In our common cognition, we may assume that the earlier a R-package is released, the more people will know about it, and thus the more downloads it will have. However, R-packages related to different topics cannot be directly compared, because it is possible that the total download amount of R-packages in a certain topic is higher than that in another topic. Therefore, in order to test this conjecture as clearly as possible, we selected three domain R-packages through CRAN task view(n.d.b), calculated their respective downloads in the previous half a year, and extracted their earliest release dates for comparison. Those three topics are :
- R-packages for Time Series Analysis
The first topic is Time Series Analysis. Time Series Analysis is a statistical technique that deals with time series data, or trend analysis. Time series data means that data is in a series of particular time periods or intervals(“Time Series Analysis” 2020).
- Bayesian R-packages for general model fitting
The second topic is Bayesian Inference. Bayesian statistics is a mathematical procedure that applies probabilities to statistical problems. It provides people the tools to update their beliefs in the evidence of new data(perpetual 2019).
- Econometrics R-packages
In order to test whether this is the case in other areas, the last topic is for econometrics R-packages. Econometrics is the use of statistical methods using quantitative data to develop theories or test existing hypotheses in economics or finance, which relies on techniques such as regression models and null hypothesis testing(Hayes 2020).
Figure 5.10 displays the scatterplot of the past year’s download count and the earliest release date for Time Series Analysis
, Econometrics
and Bayesian
R-packages. It can be seen that generally, as the earliest release date gets later and later, the number of download logs becomes lower and lower. And for Time Series Analysis
R-packages, they are mainly released between 2012 and 2019. For Bayesian
R-packages, most of the R-packages are from 2007 to 2012. And most Econometrics
are centered between 2013 and 2016.

Figure 5.10: The download count decrease with the initial release date.

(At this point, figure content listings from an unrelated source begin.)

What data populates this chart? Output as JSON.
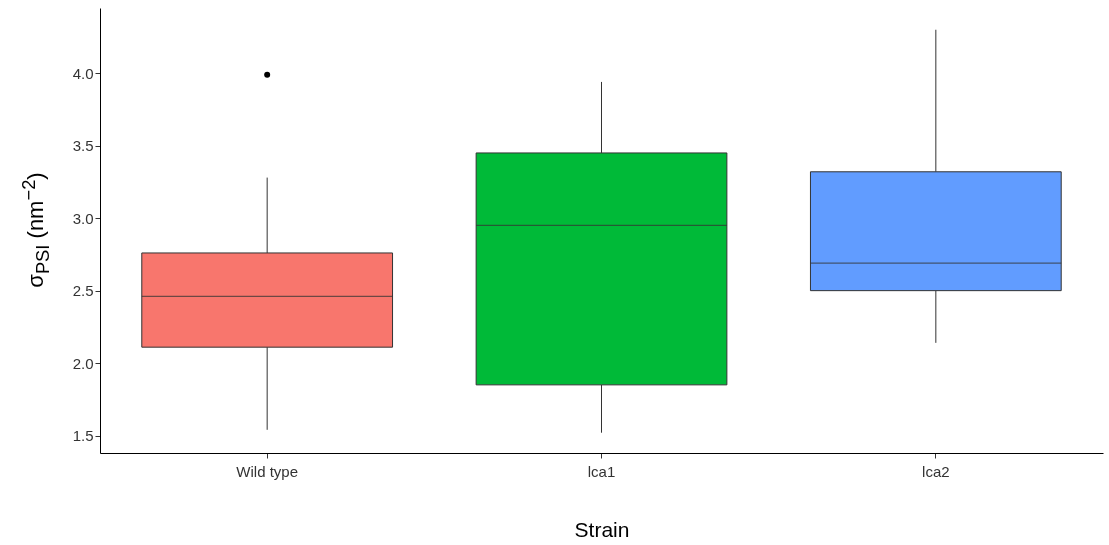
{
  "chart_data": {
    "type": "box",
    "xlabel": "Strain",
    "ylabel": "σ$_{PSI}$ (nm$^{−2}$)",
    "categories": [
      "Wild type",
      "lca1",
      "lca2"
    ],
    "colors": [
      "#f8766d",
      "#00ba38",
      "#619cff"
    ],
    "boxes": [
      {
        "low": 1.54,
        "q1": 2.11,
        "median": 2.46,
        "q3": 2.76,
        "high": 3.28,
        "outliers": [
          3.99
        ]
      },
      {
        "low": 1.52,
        "q1": 1.85,
        "median": 2.95,
        "q3": 3.45,
        "high": 3.94
      },
      {
        "low": 2.14,
        "q1": 2.5,
        "median": 2.69,
        "q3": 3.32,
        "high": 4.3
      }
    ],
    "ylim": [
      1.38,
      4.45
    ],
    "yticks": [
      {
        "value": 1.5,
        "label": "1.5"
      },
      {
        "value": 2,
        "label": "2.0"
      },
      {
        "value": 2.5,
        "label": "2.5"
      },
      {
        "value": 3,
        "label": "3.0"
      },
      {
        "value": 3.5,
        "label": "3.5"
      },
      {
        "value": 4,
        "label": "4.0"
      }
    ],
    "grid": false
  }
}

In conclusion, we are not surprised to find that the earlier the R-package is released, the more downloads it could has, which is reflected in all of three topics of R-packages above. That is probably because the R-packages released earlier will be better known. When they are released early, there may be a relatively small number of R-packages of the same topic, under non-serious competition. As a result, the R-packages coming later can easily be covered up, since people generally tend to use well-known, mature and habitual packages.
That is to say, earlier R-packages are more conducive to the cultivation of user habits. After all, habits are influenced by the length of time. For example, if the teacher is an old user of some R-packages, they may recommend these R-packages to their students when they teach, or colleagues may prefer to recommend familiar R-packages to others especially when they get a satisfying user experience.